We have had our little obsession with teacups. Many of us have used, "Not my cup of tea." Originally meant for an unpleasant pain in the arse 🙂 person but applied generally to all things less desirable. Or "a tempest in a teacup", the lesser used and perhaps later concocted version of "a tempest in a teapot". Or George Orwell's rant on a nice cup of tea. But a "cup of tea" was to describe someone you like or think is good.
In this regard, my mother was a special cup of tea.
Many of you know my mother left us last June. She was a remarkable woman who shaped my point of view and my life direction. But if you are a regular reader or have listened to one of my speeches, you know this!
Anyhow, my mother was a prolific artist and created complex oil paintings in minutes or took weeks and months to perfect a painting. She was both a conceptual artist (think Picasso) and an experimental artist (think Cezanne). Cezanne's work may have been her most important muse.
Like many artists she had her secrets. Her techniques. Her way of painting that were hers. The real meaning of her pieces were left to the viewer's imagination. As they say, "Art is in the eye of the beholder." Perspective is everything. No two people see anything the same.

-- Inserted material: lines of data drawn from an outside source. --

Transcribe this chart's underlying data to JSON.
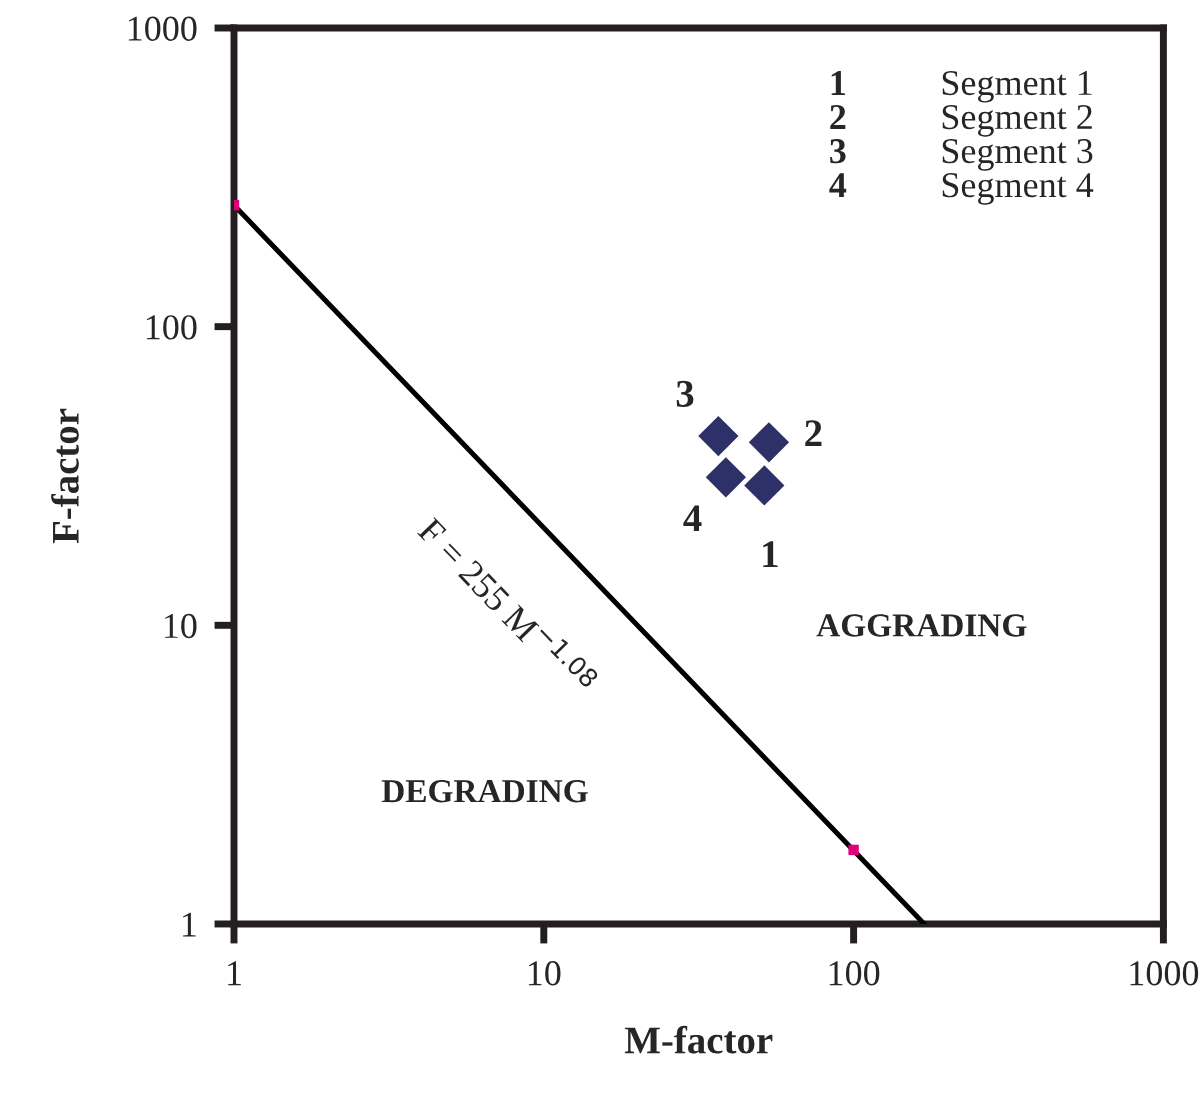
{
  "chart_data": {
    "type": "scatter",
    "xlabel": "M-factor",
    "ylabel": "F-factor",
    "log": "xy",
    "xlim": [
      1,
      1000
    ],
    "ylim": [
      1,
      1000
    ],
    "xticks": [
      1,
      10,
      100,
      1000
    ],
    "yticks": [
      1,
      10,
      100,
      1000
    ],
    "grid": false,
    "legend": false,
    "series": [
      {
        "marker": "diamond",
        "color": "#2e3168",
        "x": [
          51.5,
          53.3,
          36.6,
          38.7
        ],
        "values": [
          29.4,
          41,
          43,
          31.3
        ]
      },
      {
        "type": "line",
        "marker": "none",
        "line_style": "solid",
        "color": "#000000",
        "x": [
          1,
          169
        ],
        "values": [
          255,
          1
        ]
      },
      {
        "type": "scatter",
        "marker": "square",
        "color": "#e0007a",
        "x": [
          1,
          100
        ],
        "values": [
          255,
          1.77
        ]
      }
    ],
    "annotations": [
      {
        "text": "1",
        "x": 51.5,
        "y": 29.4
      },
      {
        "text": "2",
        "x": 53.3,
        "y": 41
      },
      {
        "text": "3",
        "x": 36.6,
        "y": 43
      },
      {
        "text": "4",
        "x": 38.7,
        "y": 31.3
      },
      "1",
      "Segment 1",
      "2",
      "Segment 2",
      "3",
      "Segment 3",
      "4",
      "Segment 4",
      "DEGRADING",
      "AGGRADING",
      "F = 255 M$^{−1.08}$"
    ]
  }
}
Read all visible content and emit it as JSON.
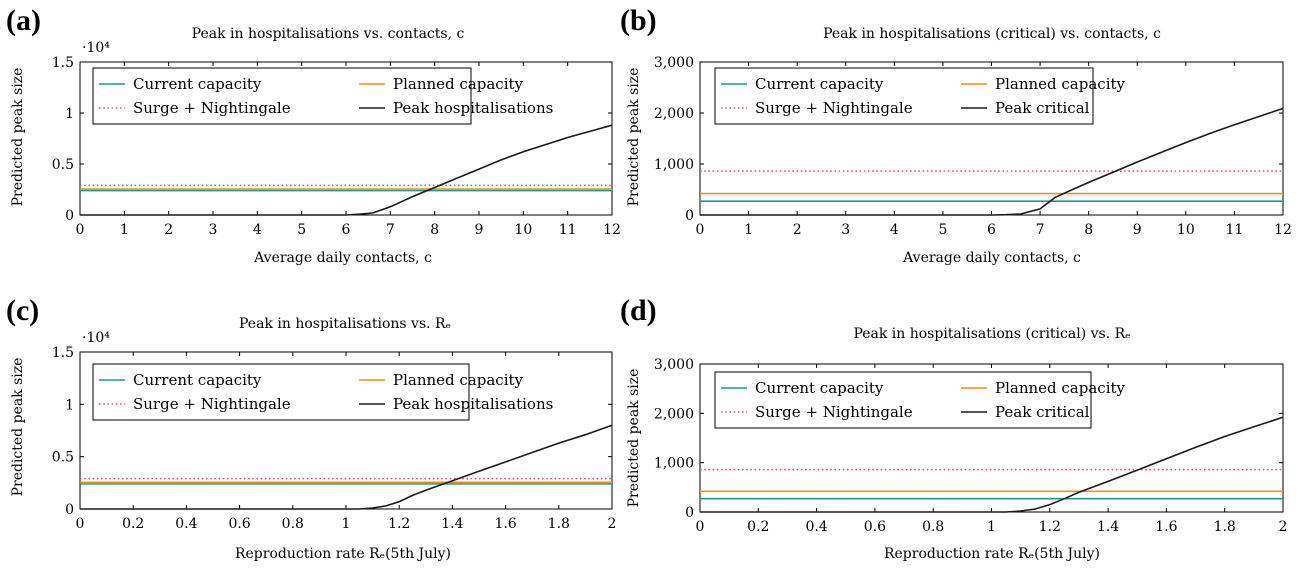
{
  "colors": {
    "current": "#1f9a8a",
    "planned": "#f0901e",
    "surge": "#d9556a",
    "peak": "#1a1a1a"
  },
  "chart_data": [
    {
      "panel": "(a)",
      "type": "line",
      "title": "Peak in hospitalisations vs. contacts, c",
      "xlabel": "Average daily contacts, c",
      "ylabel": "Predicted peak size",
      "multiplier": "·10⁴",
      "xlim": [
        0,
        12
      ],
      "ylim": [
        0,
        1.5
      ],
      "xticks": [
        0,
        1,
        2,
        3,
        4,
        5,
        6,
        7,
        8,
        9,
        10,
        11,
        12
      ],
      "xtick_labels": [
        "0",
        "1",
        "2",
        "3",
        "4",
        "5",
        "6",
        "7",
        "8",
        "9",
        "10",
        "11",
        "12"
      ],
      "yticks": [
        0,
        0.5,
        1,
        1.5
      ],
      "ytick_labels": [
        "0",
        "0.5",
        "1",
        "1.5"
      ],
      "legend": [
        "Current capacity",
        "Planned capacity",
        "Surge + Nightingale",
        "Peak hospitalisations"
      ],
      "series": [
        {
          "name": "Current capacity",
          "style": "solid",
          "color": "current",
          "y": 0.24
        },
        {
          "name": "Planned capacity",
          "style": "solid",
          "color": "planned",
          "y": 0.255
        },
        {
          "name": "Surge + Nightingale",
          "style": "dotted",
          "color": "surge",
          "y": 0.29
        },
        {
          "name": "Peak hospitalisations",
          "style": "solid",
          "color": "peak",
          "x": [
            0,
            6.0,
            6.3,
            6.6,
            7.0,
            7.5,
            8.0,
            8.5,
            9.0,
            9.5,
            10.0,
            10.5,
            11.0,
            11.5,
            12.0
          ],
          "y": [
            0,
            0,
            0.008,
            0.02,
            0.08,
            0.18,
            0.27,
            0.36,
            0.45,
            0.54,
            0.62,
            0.69,
            0.76,
            0.82,
            0.88
          ]
        }
      ]
    },
    {
      "panel": "(b)",
      "type": "line",
      "title": "Peak in hospitalisations (critical) vs. contacts, c",
      "xlabel": "Average daily contacts, c",
      "ylabel": "Predicted peak size",
      "multiplier": "",
      "xlim": [
        0,
        12
      ],
      "ylim": [
        0,
        3000
      ],
      "xticks": [
        0,
        1,
        2,
        3,
        4,
        5,
        6,
        7,
        8,
        9,
        10,
        11,
        12
      ],
      "xtick_labels": [
        "0",
        "1",
        "2",
        "3",
        "4",
        "5",
        "6",
        "7",
        "8",
        "9",
        "10",
        "11",
        "12"
      ],
      "yticks": [
        0,
        1000,
        2000,
        3000
      ],
      "ytick_labels": [
        "0",
        "1,000",
        "2,000",
        "3,000"
      ],
      "legend": [
        "Current capacity",
        "Planned capacity",
        "Surge + Nightingale",
        "Peak critical"
      ],
      "series": [
        {
          "name": "Current capacity",
          "style": "solid",
          "color": "current",
          "y": 270
        },
        {
          "name": "Planned capacity",
          "style": "solid",
          "color": "planned",
          "y": 420
        },
        {
          "name": "Surge + Nightingale",
          "style": "dotted",
          "color": "surge",
          "y": 860
        },
        {
          "name": "Peak critical",
          "style": "solid",
          "color": "peak",
          "x": [
            0,
            6.0,
            6.3,
            6.6,
            7.0,
            7.3,
            7.6,
            8.0,
            8.5,
            9.0,
            9.5,
            10.0,
            10.5,
            11.0,
            11.5,
            12.0
          ],
          "y": [
            0,
            0,
            5,
            20,
            120,
            340,
            470,
            640,
            840,
            1040,
            1230,
            1420,
            1600,
            1770,
            1930,
            2090
          ]
        }
      ]
    },
    {
      "panel": "(c)",
      "type": "line",
      "title": "Peak in hospitalisations vs. Rₑ",
      "xlabel": "Reproduction rate Rₑ(5th July)",
      "ylabel": "Predicted peak size",
      "multiplier": "·10⁴",
      "xlim": [
        0,
        2
      ],
      "ylim": [
        0,
        1.5
      ],
      "xticks": [
        0,
        0.2,
        0.4,
        0.6,
        0.8,
        1,
        1.2,
        1.4,
        1.6,
        1.8,
        2
      ],
      "xtick_labels": [
        "0",
        "0.2",
        "0.4",
        "0.6",
        "0.8",
        "1",
        "1.2",
        "1.4",
        "1.6",
        "1.8",
        "2"
      ],
      "yticks": [
        0,
        0.5,
        1,
        1.5
      ],
      "ytick_labels": [
        "0",
        "0.5",
        "1",
        "1.5"
      ],
      "legend": [
        "Current capacity",
        "Planned capacity",
        "Surge + Nightingale",
        "Peak hospitalisations"
      ],
      "series": [
        {
          "name": "Current capacity",
          "style": "solid",
          "color": "current",
          "y": 0.24
        },
        {
          "name": "Planned capacity",
          "style": "solid",
          "color": "planned",
          "y": 0.255
        },
        {
          "name": "Surge + Nightingale",
          "style": "dotted",
          "color": "surge",
          "y": 0.29
        },
        {
          "name": "Peak hospitalisations",
          "style": "solid",
          "color": "peak",
          "x": [
            0,
            1.05,
            1.1,
            1.15,
            1.2,
            1.25,
            1.3,
            1.4,
            1.5,
            1.6,
            1.7,
            1.8,
            1.9,
            2.0
          ],
          "y": [
            0,
            0,
            0.01,
            0.03,
            0.07,
            0.13,
            0.18,
            0.27,
            0.36,
            0.45,
            0.54,
            0.63,
            0.71,
            0.8
          ]
        }
      ]
    },
    {
      "panel": "(d)",
      "type": "line",
      "title": "Peak in hospitalisations (critical) vs. Rₑ",
      "xlabel": "Reproduction rate Rₑ(5th July)",
      "ylabel": "Predicted peak size",
      "multiplier": "",
      "xlim": [
        0,
        2
      ],
      "ylim": [
        0,
        3000
      ],
      "xticks": [
        0,
        0.2,
        0.4,
        0.6,
        0.8,
        1,
        1.2,
        1.4,
        1.6,
        1.8,
        2
      ],
      "xtick_labels": [
        "0",
        "0.2",
        "0.4",
        "0.6",
        "0.8",
        "1",
        "1.2",
        "1.4",
        "1.6",
        "1.8",
        "2"
      ],
      "yticks": [
        0,
        1000,
        2000,
        3000
      ],
      "ytick_labels": [
        "0",
        "1,000",
        "2,000",
        "3,000"
      ],
      "legend": [
        "Current capacity",
        "Planned capacity",
        "Surge + Nightingale",
        "Peak critical"
      ],
      "series": [
        {
          "name": "Current capacity",
          "style": "solid",
          "color": "current",
          "y": 270
        },
        {
          "name": "Planned capacity",
          "style": "solid",
          "color": "planned",
          "y": 420
        },
        {
          "name": "Surge + Nightingale",
          "style": "dotted",
          "color": "surge",
          "y": 860
        },
        {
          "name": "Peak critical",
          "style": "solid",
          "color": "peak",
          "x": [
            0,
            1.05,
            1.1,
            1.15,
            1.2,
            1.25,
            1.3,
            1.4,
            1.5,
            1.6,
            1.7,
            1.8,
            1.9,
            2.0
          ],
          "y": [
            0,
            0,
            20,
            60,
            150,
            270,
            400,
            620,
            850,
            1080,
            1310,
            1530,
            1730,
            1920
          ]
        }
      ]
    }
  ]
}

My mother was a prankster with a wicked sense of humor. Some say I got my sense of humor from her, many others have hired a search party for my funny bone. Here is my mother’s last enigmatic prank–That will never be solved.

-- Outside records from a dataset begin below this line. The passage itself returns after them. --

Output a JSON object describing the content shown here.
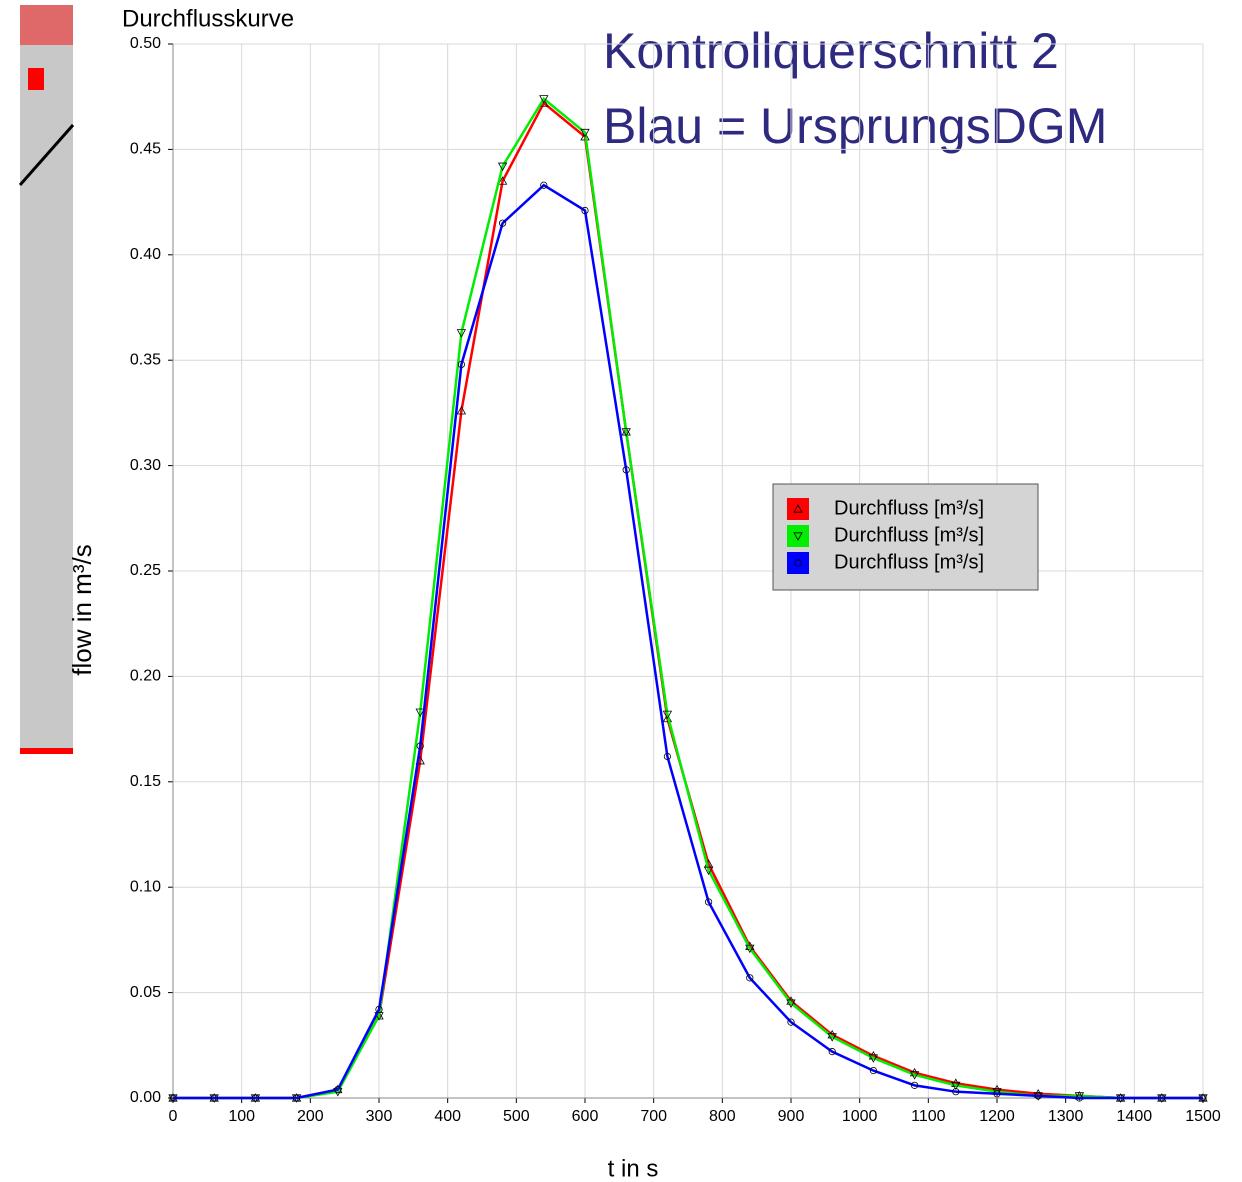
{
  "chart_data": {
    "type": "line",
    "title": "Durchflusskurve",
    "annotations": [
      "Kontrollquerschnitt 2",
      "Blau = UrsprungsDGM"
    ],
    "x_label": "t in s",
    "y_label": "flow in m³/s",
    "x": [
      0,
      60,
      120,
      180,
      240,
      300,
      360,
      420,
      480,
      540,
      600,
      660,
      720,
      780,
      840,
      900,
      960,
      1020,
      1080,
      1140,
      1200,
      1260,
      1320,
      1380,
      1440,
      1500
    ],
    "series": [
      {
        "name": "Durchfluss [m³/s]",
        "color": "#ff0000",
        "marker": "triangle-up",
        "values": [
          0,
          0,
          0,
          0,
          0.004,
          0.039,
          0.16,
          0.326,
          0.435,
          0.472,
          0.456,
          0.316,
          0.18,
          0.111,
          0.072,
          0.046,
          0.03,
          0.02,
          0.012,
          0.007,
          0.004,
          0.002,
          0.001,
          0,
          0,
          0
        ]
      },
      {
        "name": "Durchfluss [m³/s]",
        "color": "#00ee00",
        "marker": "triangle-down",
        "values": [
          0,
          0,
          0,
          0,
          0.003,
          0.039,
          0.183,
          0.363,
          0.442,
          0.474,
          0.458,
          0.316,
          0.182,
          0.108,
          0.071,
          0.045,
          0.029,
          0.019,
          0.011,
          0.006,
          0.003,
          0.001,
          0.001,
          0,
          0,
          0
        ]
      },
      {
        "name": "Durchfluss [m³/s]",
        "color": "#0000ff",
        "marker": "circle",
        "values": [
          0,
          0,
          0,
          0,
          0.004,
          0.042,
          0.167,
          0.348,
          0.415,
          0.433,
          0.421,
          0.298,
          0.162,
          0.093,
          0.057,
          0.036,
          0.022,
          0.013,
          0.006,
          0.003,
          0.002,
          0.001,
          0,
          0,
          0,
          0
        ]
      }
    ],
    "xlim": [
      0,
      1500
    ],
    "xticks": [
      0,
      100,
      200,
      300,
      400,
      500,
      600,
      700,
      800,
      900,
      1000,
      1100,
      1200,
      1300,
      1400,
      1500
    ],
    "ylim": [
      0,
      0.5
    ],
    "yticks": [
      {
        "value": 0,
        "label": "0.00"
      },
      {
        "value": 0.05,
        "label": "0.05"
      },
      {
        "value": 0.1,
        "label": "0.10"
      },
      {
        "value": 0.15,
        "label": "0.15"
      },
      {
        "value": 0.2,
        "label": "0.20"
      },
      {
        "value": 0.25,
        "label": "0.25"
      },
      {
        "value": 0.3,
        "label": "0.30"
      },
      {
        "value": 0.35,
        "label": "0.35"
      },
      {
        "value": 0.4,
        "label": "0.40"
      },
      {
        "value": 0.45,
        "label": "0.45"
      },
      {
        "value": 0.5,
        "label": "0.50"
      }
    ],
    "grid": true
  }
}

Years ago, she created a set of paintings of teacups, 15 in all. Somehow they were assembled into a single print—the exact origins are unknown. And where the original of this print went is also a mystery. There are no known copies of this painting, only this low quality photo shown above. With a twinkle in her eye, she told us that each unique teacup depicted her four children and her ten siblings and herself. That adds up to 15. She would never reveal the identities of the teacups! It is hard to see, but there are unique differences in the teacups. One is cracked, one covered, one upside down, one on its side…..Your interpretations start to go wild.
This was all years ago and we had all forgotten these enigmatic teacups.

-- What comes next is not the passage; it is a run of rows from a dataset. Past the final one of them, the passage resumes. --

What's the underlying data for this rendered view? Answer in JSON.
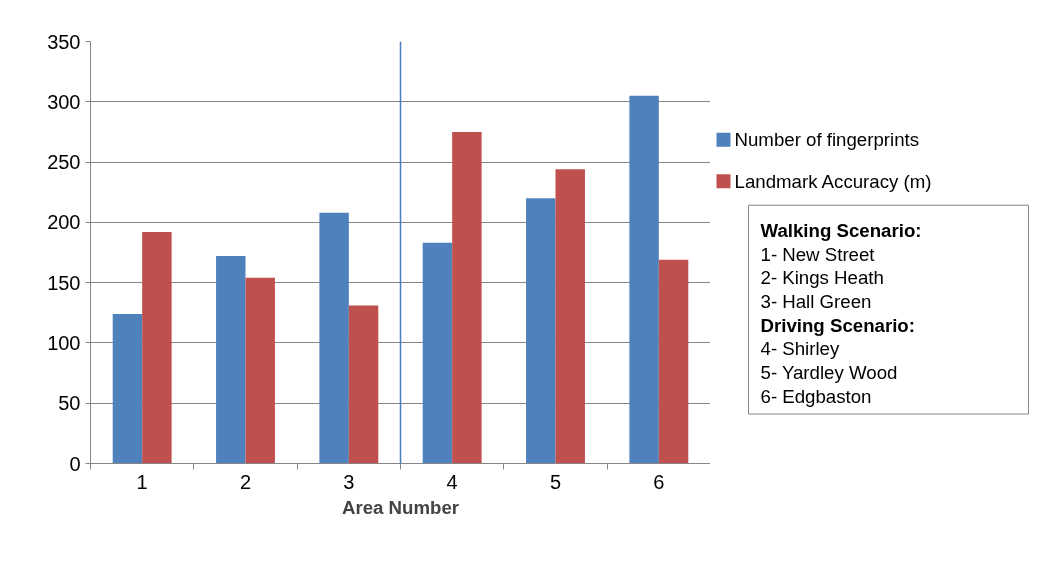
{
  "chart_data": {
    "type": "bar",
    "xlabel": "Area Number",
    "x": [
      1,
      2,
      3,
      4,
      5,
      6
    ],
    "xlim": [
      0.5,
      6.5
    ],
    "xticks": [
      1,
      2,
      3,
      4,
      5,
      6
    ],
    "ylim": [
      0,
      350
    ],
    "yticks": [
      0,
      50,
      100,
      150,
      200,
      250,
      300,
      350
    ],
    "grid": "y",
    "legend": "right",
    "series": [
      {
        "name": "Number of fingerprints",
        "color": "#4f81bd",
        "values": [
          124,
          172,
          208,
          183,
          220,
          305
        ]
      },
      {
        "name": "Landmark Accuracy (m)",
        "color": "#c0504d",
        "values": [
          192,
          154,
          131,
          275,
          244,
          169
        ]
      }
    ],
    "ref_lines": [
      {
        "axis": "x",
        "value": 3.5,
        "color": "#4a7ebb"
      }
    ],
    "annotations": [
      "Walking Scenario:",
      "1- New Street",
      "2- Kings Heath",
      "3- Hall Green",
      "Driving Scenario:",
      "4- Shirley",
      "5- Yardley Wood",
      "6- Edgbaston"
    ]
  }
}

After Mom passed I went to the print shop where she made reproductions, so called giclees, of her work. It was an emotional meeting. Like all people that knew and/or worked with my mother, the print shop owner had bonded with her. After we cried together and exchanged stories, he revealed, in his moment of weakness, that he had taken an unauthorized photo of the teacups. My sister Katie and I were aghast. No one in our family ever saw this version. We asked for a copy and ultimately received this higher resolution image:
You can see right away this is different from the original, the order is changed and now there are 16! The new teacup is the one broken into pieces (bottom row).
Who is the 16th teacup?!!
We will never know the exact symbolism or identities of the teacups or solve the mystery of the new broken one. But that is the beauty of art and of life as lived and painted by my mother—all to be interpreted. I know she is smiling and perhaps giggling a bit from on high.
My sister Tomi found this poem just after we made this discovery: A cup is more valuable chipped. He was broken. I am broken. And when we can see that we are all chipped and broken, we begin to value our life as an expression of the teaching that we are truly perfect and complete, just as we are. —Pat Enkyo O’hara
Each teacup is special and beautiful.
We know that any fixed, perfect and pristine image we have of ourselves or others is an imaginary teacup.
My mother knew we would see ourselves in every teacup. For we are all of the teacups. Our cupboards house each one of these cups. For we are many things, have been many things and will be many things. Our histories and our destinies are complex and unknowable. We contain the infinite seeds of our family trees and experiences. All of us will never fully express our potential and our possibilities.
So our humanity, our compassion, and our future depends on exploring and embracing our own and each other's teacups.